Institut des Biomolécules Max Mousseron (IBMM), UMR-5247, University Montpellier, CNRS, ENSCM, Montpellier, France.
Structure. 2023 Nov 2;31(11):1394-1406.e7. doi: 10.1016/j.str.2023.08.011. Epub 2023 Sep 4.
Arrestin-dependent G protein-coupled receptor (GPCR) signaling pathway is regulated by the phosphorylation state of GPCR's C-terminal domain, but the molecular bases of arrestin:receptor interaction are to be further illuminated. Here we investigated the impact of phosphorylation on the conformational features of the C-terminal region from three rhodopsin-like GPCRs, the vasopressin V2 receptor (V2R), the growth hormone secretagogue or ghrelin receptor type 1a (GHSR), and the β2-adernergic receptor (β2AR). Using phosphomimetic variants, we identified pre-formed secondary structure elements, or short linear motifs (SLiMs), that undergo specific conformational transitions upon phosphorylation. Of importance, such conformational transitions appear to favor arrestin-2 binding. Hence, our results suggest a model in which the phosphorylation-dependent structuration of the GPCR C-terminal regions would modulate arrestin binding and therefore signaling outcomes in arrestin-dependent pathways.
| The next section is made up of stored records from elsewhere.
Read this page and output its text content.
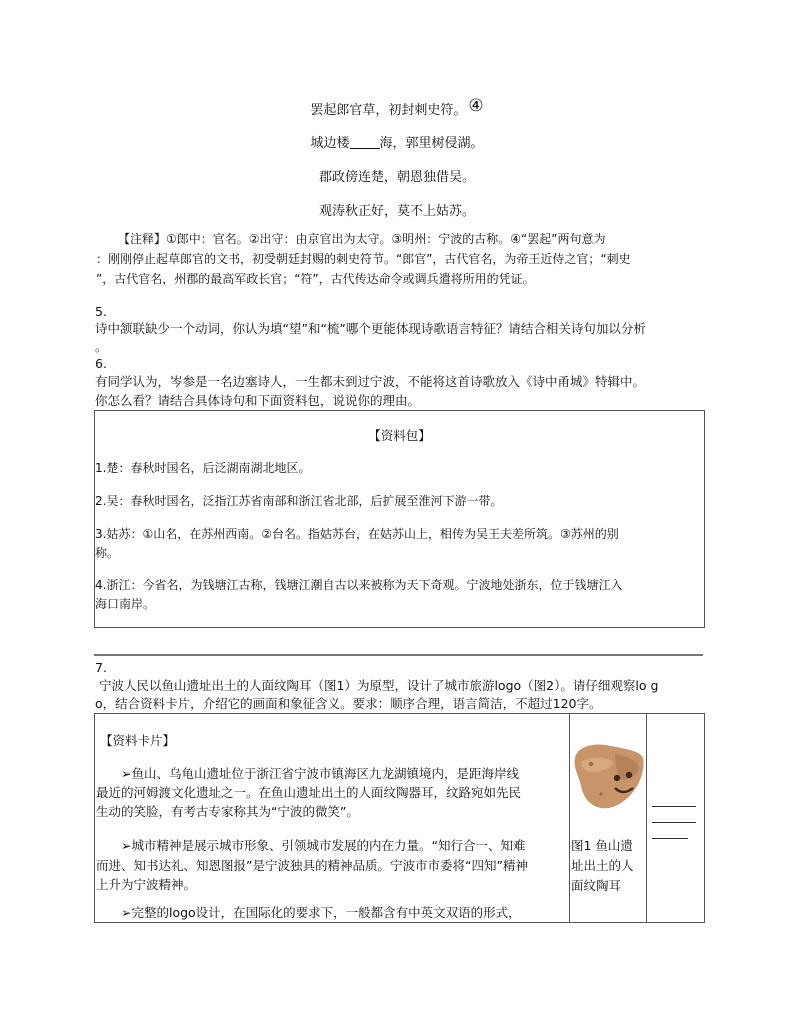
罢起郎官草，初封刺史符。 ④
城边楼 海，郭里树侵湖。
郡政傍连楚，朝恩独借吴。
观涛秋正好，莫不上姑苏。
【注释】①郎中：官名。②出守：由京官出为太守。③明州：宁波的古称。④“罢起”两句意为
：刚刚停止起草郎官的文书，初受朝廷封赐的刺史符节。“郎官”，古代官名，为帝王近侍之官；“刺史
”，古代官名，州郡的最高军政长官；“符”，古代传达命令或调兵遣将所用的凭证。
5.
诗中颔联缺少一个动词，你认为填“望”和“梳”哪个更能体现诗歌语言特征？请结合相关诗句加以分析
。
6.
有同学认为，岑参是一名边塞诗人，一生都未到过宁波，不能将这首诗歌放入《诗中甬城》特辑中。
你怎么看？请结合具体诗句和下面资料包，说说你的理由。
【资料包】
1.楚：春秋时国名，后泛湖南湖北地区。
2.吴：春秋时国名，泛指江苏省南部和浙江省北部，后扩展至淮河下游一带。
3.姑苏：①山名，在苏州西南。②台名。指姑苏台，在姑苏山上，相传为吴王夫差所筑。③苏州的别
称。
4.浙江：今省名，为钱塘江古称，钱塘江潮自古以来被称为天下奇观。宁波地处浙东，位于钱塘江入
海口南岸。
7.
宁波人民以鱼山遗址出土的人面纹陶耳（图1）为原型，设计了城市旅游logo（图2）。请仔细观察lo g
o，结合资料卡片，介绍它的画面和象征含义。要求：顺序合理，语言简洁，不超过120字。
【资料卡片】
➢鱼山、乌龟山遗址位于浙江省宁波市镇海区九龙湖镇境内，是距海岸线
最近的河姆渡文化遗址之一。在鱼山遗址出土的人面纹陶器耳，纹路宛如先民
生动的笑脸，有考古专家称其为“宁波的微笑”。
➢城市精神是展示城市形象、引领城市发展的内在力量。“知行合一、知难
而进、知书达礼、知恩图报”是宁波独具的精神品质。宁波市市委将“四知”精神
上升为宁波精神。
➢完整的logo设计，在国际化的要求下，一般都含有中英文双语的形式，
图1 鱼山遗
址出土的人
面纹陶耳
激动素依赖性 G 蛋白偶联受体 (GPCR) 信号通路受 GPCR C 末端结构域磷酸化状态的调节,但激动素:受体相互作用的分子基础尚待阐明。在这里,我们研究了磷酸化对三种类视黄醇 GPCR(血管加压素 V2 受体 (V2R)、生长激素释放肽或胃饥饿素受体 1a (GHSR) 和β2-肾上腺素能受体 (β2AR))C 末端区域构象特征的影响。使用磷酸模拟变体,我们确定了预形成的二级结构元件或短线性基序 (SLiM),它们在磷酸化后会发生特定的构象转变。重要的是,这种构象转变似乎有利于 arrestin-2 的结合。因此,我们的结果表明,GPCR C 末端区域磷酸化依赖性结构会调节 arrestin 结合,从而调节 arrestin 依赖性途径中的信号转导。